Meyer believes that further study may show that using black fingers of death in combination with bleach blonde syndrome may be the ticket, allowing for attacks not just on dormant seeds, but germinating ones as well.

“Were trying to find out if we can make it happen, create die-offs,” she said. “If you could just manipulate the environment and wake up the pathogens that are there and cause die-offs, you could seed [native perennials] into that.”

Other promising research is being conducted by scientists with the federal Agricultural Research Service in Pullman, Washington. There, soil scientist Ann Kennedy has found that a strain of soil bacteria can stunt the growth of cheatgrass and cut seed production — enough to give natives a competitive shot.

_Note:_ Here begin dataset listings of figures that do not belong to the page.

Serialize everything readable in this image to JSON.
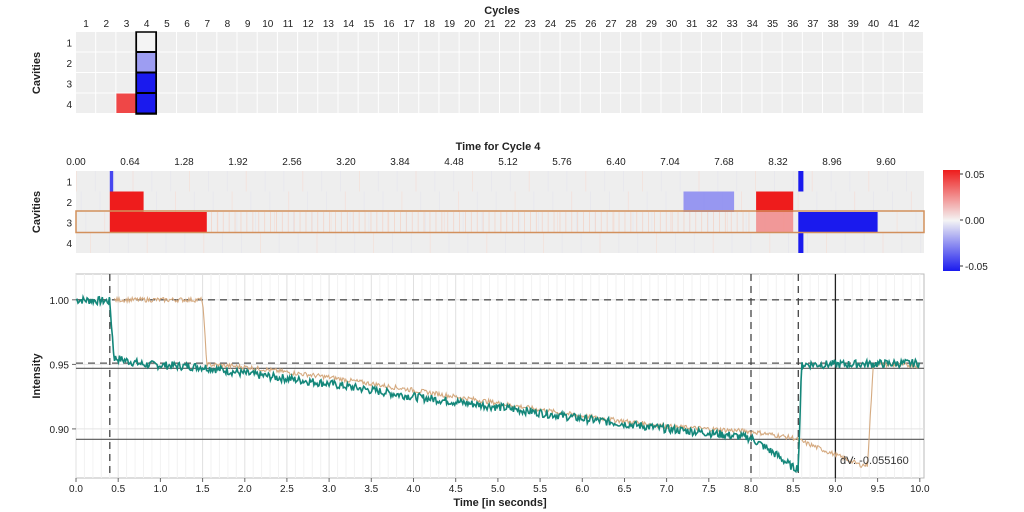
{
  "colors": {
    "hot": "#ee1c1c",
    "cold": "#1a1aee",
    "neutral": "#eeeeee",
    "teal": "#14877a",
    "tan": "#d5aa80",
    "highlight": "#d2905c"
  },
  "heatmap_top": {
    "title": "Cycles",
    "ylabel": "Cavities",
    "cycles": [
      1,
      2,
      3,
      4,
      5,
      6,
      7,
      8,
      9,
      10,
      11,
      12,
      13,
      14,
      15,
      16,
      17,
      18,
      19,
      20,
      21,
      22,
      23,
      24,
      25,
      26,
      27,
      28,
      29,
      30,
      31,
      32,
      33,
      34,
      35,
      36,
      37,
      38,
      39,
      40,
      41,
      42
    ],
    "cavities": [
      "1",
      "2",
      "3",
      "4"
    ],
    "cells": [
      {
        "cycle": 3,
        "cavity": "4",
        "value": 0.04
      },
      {
        "cycle": 4,
        "cavity": "1",
        "value": 0.0
      },
      {
        "cycle": 4,
        "cavity": "2",
        "value": -0.02
      },
      {
        "cycle": 4,
        "cavity": "3",
        "value": -0.055
      },
      {
        "cycle": 4,
        "cavity": "4",
        "value": -0.055
      }
    ],
    "selected_cycle": 4
  },
  "heatmap_mid": {
    "title": "Time for Cycle 4",
    "ylabel": "Cavities",
    "ticks": [
      "0.00",
      "0.64",
      "1.28",
      "1.92",
      "2.56",
      "3.20",
      "3.84",
      "4.48",
      "5.12",
      "5.76",
      "6.40",
      "7.04",
      "7.68",
      "8.32",
      "8.96",
      "9.60"
    ],
    "cavities": [
      "1",
      "2",
      "3",
      "4"
    ],
    "selected_cavity": "3",
    "bands": [
      {
        "cavity": "1",
        "t0": 0.4,
        "t1": 0.44,
        "value": -0.04
      },
      {
        "cavity": "2",
        "t0": 0.4,
        "t1": 0.8,
        "value": 0.05
      },
      {
        "cavity": "2",
        "t0": 7.2,
        "t1": 7.8,
        "value": -0.025
      },
      {
        "cavity": "2",
        "t0": 8.06,
        "t1": 8.5,
        "value": 0.05
      },
      {
        "cavity": "3",
        "t0": 0.4,
        "t1": 1.55,
        "value": 0.05
      },
      {
        "cavity": "3",
        "t0": 8.06,
        "t1": 8.5,
        "value": 0.025
      },
      {
        "cavity": "3",
        "t0": 8.56,
        "t1": 9.5,
        "value": -0.05
      },
      {
        "cavity": "1",
        "t0": 8.56,
        "t1": 8.62,
        "value": -0.05
      },
      {
        "cavity": "4",
        "t0": 8.56,
        "t1": 8.62,
        "value": -0.05
      }
    ]
  },
  "colorbar": {
    "ticks": [
      "0.05",
      "0.00",
      "-0.05"
    ],
    "max": 0.05,
    "min": -0.05
  },
  "chart_data": {
    "type": "line",
    "xlabel": "Time [in seconds]",
    "ylabel": "Intensity",
    "xlim": [
      0,
      10.05
    ],
    "ylim": [
      0.862,
      1.02
    ],
    "xticks": [
      "0.0",
      "0.5",
      "1.0",
      "1.5",
      "2.0",
      "2.5",
      "3.0",
      "3.5",
      "4.0",
      "4.5",
      "5.0",
      "5.5",
      "6.0",
      "6.5",
      "7.0",
      "7.5",
      "8.0",
      "8.5",
      "9.0",
      "9.5",
      "10.0"
    ],
    "yticks": [
      "0.90",
      "0.95",
      "1.00"
    ],
    "series": [
      {
        "color": "teal",
        "points": [
          [
            0,
            1.0
          ],
          [
            0.4,
            0.999
          ],
          [
            0.45,
            0.955
          ],
          [
            0.8,
            0.95
          ],
          [
            1.5,
            0.948
          ],
          [
            2.0,
            0.943
          ],
          [
            3.0,
            0.935
          ],
          [
            4.0,
            0.925
          ],
          [
            5.0,
            0.917
          ],
          [
            6.0,
            0.908
          ],
          [
            7.0,
            0.9
          ],
          [
            7.5,
            0.897
          ],
          [
            8.0,
            0.893
          ],
          [
            8.3,
            0.88
          ],
          [
            8.5,
            0.87
          ],
          [
            8.56,
            0.87
          ],
          [
            8.6,
            0.95
          ],
          [
            9.0,
            0.95
          ],
          [
            10.0,
            0.951
          ]
        ]
      },
      {
        "color": "tan",
        "points": [
          [
            0.45,
            1.0
          ],
          [
            1.5,
            1.0
          ],
          [
            1.55,
            0.95
          ],
          [
            2.0,
            0.948
          ],
          [
            3.0,
            0.94
          ],
          [
            4.0,
            0.93
          ],
          [
            5.0,
            0.92
          ],
          [
            6.0,
            0.91
          ],
          [
            7.0,
            0.902
          ],
          [
            8.0,
            0.898
          ],
          [
            8.5,
            0.893
          ],
          [
            9.0,
            0.88
          ],
          [
            9.3,
            0.872
          ],
          [
            9.38,
            0.872
          ],
          [
            9.45,
            0.95
          ],
          [
            10.0,
            0.949
          ]
        ]
      }
    ],
    "hlines_dashed": [
      1.0,
      0.951
    ],
    "hlines_solid": [
      0.947,
      0.892
    ],
    "vlines_dashed": [
      0.4,
      8.0,
      8.56
    ],
    "vlines_solid": [
      9.0
    ],
    "annotation": "dV: -0.055160"
  }
}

Meyer believes that with continued research “we can develop the scientific knowledge and technology to restore the Great Basin.” But, she adds, “it would be a major investment to do it on any scale.”

And she has her doubts whether taxpayers would want to make the investment. “I’m not sure society is ready to invest in ugly,” Meyer said. “When people drive from Salt Lake City to San Francisco they just endure the Great Basin. They think it’s nothing. As climate change worsens, we’ll probably be more worried about how to keep growing corn in the Midwest.”